ProZ.com löscht Jobangebot, weil ausschreibendes Übersetzungsbüro „keine Inder“ wünscht

Vor Kurzem wurde ich auf ProZ.com Opfer der political correctness. Wie schon Dutzende Male zuvor schrieb ich als Betreiber eines Übersetzungsbüros auf der internationalen Übersetzerplattform einen Übersetzungsauftrag aus.

Da es um einen mehrere Tausend Zeilen langen und zur Veröffentlichung gedachten Text ging, bei dem höchste Qualitätsmaßstäbe einzuhalten waren, fügte ich hinzu: „Ausschließlich britische oder amerikanische Muttersprachler.
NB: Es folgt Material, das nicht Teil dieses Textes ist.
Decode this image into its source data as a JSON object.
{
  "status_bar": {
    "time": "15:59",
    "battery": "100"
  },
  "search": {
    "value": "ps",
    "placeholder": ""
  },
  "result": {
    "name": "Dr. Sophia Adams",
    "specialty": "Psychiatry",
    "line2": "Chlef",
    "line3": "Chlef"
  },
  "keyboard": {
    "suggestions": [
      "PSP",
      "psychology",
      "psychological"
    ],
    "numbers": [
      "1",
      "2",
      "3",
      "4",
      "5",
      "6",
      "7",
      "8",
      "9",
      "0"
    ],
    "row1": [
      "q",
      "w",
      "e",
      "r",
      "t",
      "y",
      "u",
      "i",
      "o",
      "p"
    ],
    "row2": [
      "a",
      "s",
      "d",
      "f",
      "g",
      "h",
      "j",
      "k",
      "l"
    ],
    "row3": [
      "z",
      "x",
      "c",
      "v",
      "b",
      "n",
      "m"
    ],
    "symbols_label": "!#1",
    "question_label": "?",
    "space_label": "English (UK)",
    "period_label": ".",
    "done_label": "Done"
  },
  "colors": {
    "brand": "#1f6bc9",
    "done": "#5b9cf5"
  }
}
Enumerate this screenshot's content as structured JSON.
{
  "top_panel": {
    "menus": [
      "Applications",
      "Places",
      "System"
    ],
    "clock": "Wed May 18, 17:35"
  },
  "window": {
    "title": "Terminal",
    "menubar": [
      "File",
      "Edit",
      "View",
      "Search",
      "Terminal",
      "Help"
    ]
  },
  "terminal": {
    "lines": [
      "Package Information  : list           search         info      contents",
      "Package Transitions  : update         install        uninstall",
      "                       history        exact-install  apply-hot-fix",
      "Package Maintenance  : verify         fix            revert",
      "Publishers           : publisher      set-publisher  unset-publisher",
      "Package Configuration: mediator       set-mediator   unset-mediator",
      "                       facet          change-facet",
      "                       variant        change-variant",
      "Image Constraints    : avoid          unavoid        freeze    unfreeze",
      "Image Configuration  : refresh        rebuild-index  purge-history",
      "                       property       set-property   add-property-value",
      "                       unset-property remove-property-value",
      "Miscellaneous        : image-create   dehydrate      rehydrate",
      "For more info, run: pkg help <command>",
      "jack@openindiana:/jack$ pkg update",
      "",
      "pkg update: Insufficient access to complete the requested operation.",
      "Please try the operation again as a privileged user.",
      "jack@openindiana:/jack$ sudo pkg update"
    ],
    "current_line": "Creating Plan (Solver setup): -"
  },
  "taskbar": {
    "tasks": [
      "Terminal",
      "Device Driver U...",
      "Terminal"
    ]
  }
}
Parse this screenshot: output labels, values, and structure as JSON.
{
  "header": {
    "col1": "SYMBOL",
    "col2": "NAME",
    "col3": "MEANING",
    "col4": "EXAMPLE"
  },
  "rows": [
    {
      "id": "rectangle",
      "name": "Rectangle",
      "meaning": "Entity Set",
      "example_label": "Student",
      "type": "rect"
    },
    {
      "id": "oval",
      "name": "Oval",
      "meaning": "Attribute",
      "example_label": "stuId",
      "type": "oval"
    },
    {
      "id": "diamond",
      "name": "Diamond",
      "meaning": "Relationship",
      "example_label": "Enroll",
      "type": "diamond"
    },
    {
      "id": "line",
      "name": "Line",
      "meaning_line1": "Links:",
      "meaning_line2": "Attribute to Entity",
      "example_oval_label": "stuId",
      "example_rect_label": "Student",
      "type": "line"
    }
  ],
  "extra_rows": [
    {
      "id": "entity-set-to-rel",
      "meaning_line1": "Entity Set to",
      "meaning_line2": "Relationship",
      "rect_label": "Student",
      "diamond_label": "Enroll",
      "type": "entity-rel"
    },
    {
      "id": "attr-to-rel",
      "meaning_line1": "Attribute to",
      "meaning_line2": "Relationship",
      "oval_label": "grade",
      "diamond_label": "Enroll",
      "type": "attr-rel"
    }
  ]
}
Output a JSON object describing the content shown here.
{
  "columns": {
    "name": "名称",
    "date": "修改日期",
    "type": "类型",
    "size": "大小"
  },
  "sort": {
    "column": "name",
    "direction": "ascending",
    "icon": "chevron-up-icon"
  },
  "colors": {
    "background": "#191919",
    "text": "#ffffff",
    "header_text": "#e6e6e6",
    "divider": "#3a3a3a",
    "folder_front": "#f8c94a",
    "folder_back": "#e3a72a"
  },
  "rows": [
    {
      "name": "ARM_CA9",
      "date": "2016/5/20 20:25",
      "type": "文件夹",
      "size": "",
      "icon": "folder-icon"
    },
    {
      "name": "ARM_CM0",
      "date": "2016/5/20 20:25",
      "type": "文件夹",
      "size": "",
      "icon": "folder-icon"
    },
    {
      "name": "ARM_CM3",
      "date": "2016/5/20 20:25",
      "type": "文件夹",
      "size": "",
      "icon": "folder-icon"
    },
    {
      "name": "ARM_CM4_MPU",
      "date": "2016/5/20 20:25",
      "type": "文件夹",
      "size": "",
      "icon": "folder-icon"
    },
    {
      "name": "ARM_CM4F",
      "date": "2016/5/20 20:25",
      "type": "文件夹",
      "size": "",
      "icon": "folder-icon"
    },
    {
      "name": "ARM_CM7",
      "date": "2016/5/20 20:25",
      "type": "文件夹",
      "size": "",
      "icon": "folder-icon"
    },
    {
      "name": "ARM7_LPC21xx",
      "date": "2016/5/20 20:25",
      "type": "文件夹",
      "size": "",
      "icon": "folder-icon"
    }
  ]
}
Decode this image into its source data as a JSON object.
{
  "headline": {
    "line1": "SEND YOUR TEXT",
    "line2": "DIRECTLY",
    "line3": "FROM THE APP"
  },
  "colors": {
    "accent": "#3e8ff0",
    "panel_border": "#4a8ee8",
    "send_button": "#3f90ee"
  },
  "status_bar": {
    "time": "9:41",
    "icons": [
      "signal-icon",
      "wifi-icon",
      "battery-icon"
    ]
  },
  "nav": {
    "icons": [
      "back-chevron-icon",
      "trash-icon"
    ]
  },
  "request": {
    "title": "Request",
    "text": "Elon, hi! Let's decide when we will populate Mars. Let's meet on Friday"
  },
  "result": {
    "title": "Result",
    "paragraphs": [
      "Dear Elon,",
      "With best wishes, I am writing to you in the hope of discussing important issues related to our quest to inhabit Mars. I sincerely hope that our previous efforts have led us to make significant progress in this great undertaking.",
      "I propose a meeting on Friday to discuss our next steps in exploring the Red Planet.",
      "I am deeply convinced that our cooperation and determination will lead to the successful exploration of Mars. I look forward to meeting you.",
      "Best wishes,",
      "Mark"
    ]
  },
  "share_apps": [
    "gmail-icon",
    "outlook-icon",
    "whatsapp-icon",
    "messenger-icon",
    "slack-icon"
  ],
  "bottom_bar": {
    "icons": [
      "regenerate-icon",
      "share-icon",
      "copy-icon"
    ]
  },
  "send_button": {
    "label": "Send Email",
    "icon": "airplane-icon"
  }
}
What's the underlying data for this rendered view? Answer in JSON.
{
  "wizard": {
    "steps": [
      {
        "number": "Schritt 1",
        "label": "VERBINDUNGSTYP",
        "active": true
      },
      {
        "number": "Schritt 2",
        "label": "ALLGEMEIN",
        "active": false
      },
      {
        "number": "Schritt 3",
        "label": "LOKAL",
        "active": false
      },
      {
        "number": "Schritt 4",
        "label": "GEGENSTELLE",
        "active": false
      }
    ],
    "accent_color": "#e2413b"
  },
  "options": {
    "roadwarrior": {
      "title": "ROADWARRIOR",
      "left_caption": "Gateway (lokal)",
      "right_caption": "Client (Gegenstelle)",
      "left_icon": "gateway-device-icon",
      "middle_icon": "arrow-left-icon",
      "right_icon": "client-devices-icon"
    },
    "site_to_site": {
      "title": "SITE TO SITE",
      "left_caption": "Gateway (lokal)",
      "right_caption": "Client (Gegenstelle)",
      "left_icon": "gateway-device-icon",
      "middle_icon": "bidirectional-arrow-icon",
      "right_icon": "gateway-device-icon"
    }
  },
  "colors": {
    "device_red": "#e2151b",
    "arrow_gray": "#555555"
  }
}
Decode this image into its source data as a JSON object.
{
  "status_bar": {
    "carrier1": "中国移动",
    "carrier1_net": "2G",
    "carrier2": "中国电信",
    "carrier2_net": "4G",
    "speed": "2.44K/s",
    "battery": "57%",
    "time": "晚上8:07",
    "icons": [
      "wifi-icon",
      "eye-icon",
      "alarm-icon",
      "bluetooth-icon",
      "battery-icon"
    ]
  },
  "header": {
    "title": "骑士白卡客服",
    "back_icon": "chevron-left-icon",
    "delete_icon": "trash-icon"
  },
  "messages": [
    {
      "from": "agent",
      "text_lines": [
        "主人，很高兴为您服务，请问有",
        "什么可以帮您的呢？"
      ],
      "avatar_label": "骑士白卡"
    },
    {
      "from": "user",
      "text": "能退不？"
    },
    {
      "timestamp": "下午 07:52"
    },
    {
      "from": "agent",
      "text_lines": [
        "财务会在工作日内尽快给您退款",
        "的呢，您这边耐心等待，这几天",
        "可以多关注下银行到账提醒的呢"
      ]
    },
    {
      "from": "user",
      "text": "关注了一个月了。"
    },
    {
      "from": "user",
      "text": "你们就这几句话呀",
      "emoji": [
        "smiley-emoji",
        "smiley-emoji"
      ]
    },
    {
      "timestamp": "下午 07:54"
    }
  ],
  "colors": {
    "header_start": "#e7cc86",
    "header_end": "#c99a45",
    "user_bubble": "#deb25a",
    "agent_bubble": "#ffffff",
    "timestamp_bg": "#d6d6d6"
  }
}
Keine Inder, keine Agenturen, keine Berufsanfänger.“ Das wurde mir allerdings zum Verhängnis.

Fünf Stunden war das Jobangebot schon online und zahlreiche Bewerbungen waren bereits eingegangen, als ein ProZ-Moderator Anstoß an der Formulierung „keine Inder“ nahm.

Er interpretierte dies als Verstoß gegen ProZ-Regeln und löschte das Jobangebot kurzerhand. Als Ausschreiber wurde ich per E-Mail darüber informiert. Zur Begründung hieß es: „Jobs posted must respect the principle of equal opportunity.“

„Gut“, sagte ich mir, „lassen wir die Inder halt weg und laden wir das Jobangebot noch einmal hoch.“ Aber so einfach war das nicht. Denn ich musste feststellen, dass ich meine Jobangebote, obwohl ich zahlendes „Platinum-Mitglied“ bei ProZ.com war, gar nicht mehr direkt veröffentlichen konnte.

Stattdessen wurden diese zwei Wochen lang jedes Mal zunächst einem Moderator vorgelegt und von diesem dann einzeln von Hand und mit zeitlicher Verzögerung freigeschaltet.

Die Inder selbst schien der Hinweis „keine Inder“ übrigens nicht zu stören. Denn diese bewarben sich in den fünf Stunden, in denen das Jobangebot online zu lesen war, natürlich trotzdem eifrig um den lukrativen Auftrag.